Les Alternatifs

Qui décide ?


Dans une économie autarcique où chacun consomme ce qu’il produit, la réponse apparaît simple : le producteur décide ce qu’il va produire en fonction de ce qu’il souhaite consommer. Ce type de société n’est pas celui dans lequel nous vivons, fondé sur la division du travail. Et même si des systèmes traditionnels continuent d’exister, il est rare qu’ils soient totalement autarciques.

Qui décide donc de nos jours de ce qui est produit ? « Les entreprises capitalistes » aurions-nous tendance à répondre spontanément. La critique de la société de consommation porte en effet souvent sur la dictature des stratégies marketing qui tendent à nous faire trouver (ou à rendre réellement) indispensables la voiture, le téléphone mobile, l’internet ou le dernier e-pod.
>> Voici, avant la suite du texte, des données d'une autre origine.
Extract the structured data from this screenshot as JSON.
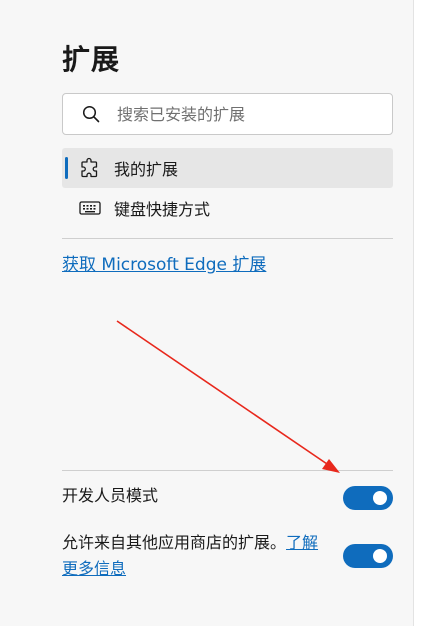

La réponse est très nettement idéologique. Les uns répondent « la concurrence libre et non faussée sur un marché transparent ». « La classe ouvrière » répond le marxisme traditionnel : la classe ouvrière, en centralisant entre ses mains les moyens de production, décidera du plan de production répondant aux besoins de la population plutôt que de s’en remettre aux forces aveugles du marché

Si les autogestionnaires affirment que la population doit être souveraine pour décider ce qu’il faut produire, ce qui est socialement et écologiquement utile, ils ne peuvent se contenter de cette réponse marxiste traditionnelle. Les défauts de la planification à la soviétique n’ont rien à envier aux défauts du marché, aveugle, injuste et, gaspilleur.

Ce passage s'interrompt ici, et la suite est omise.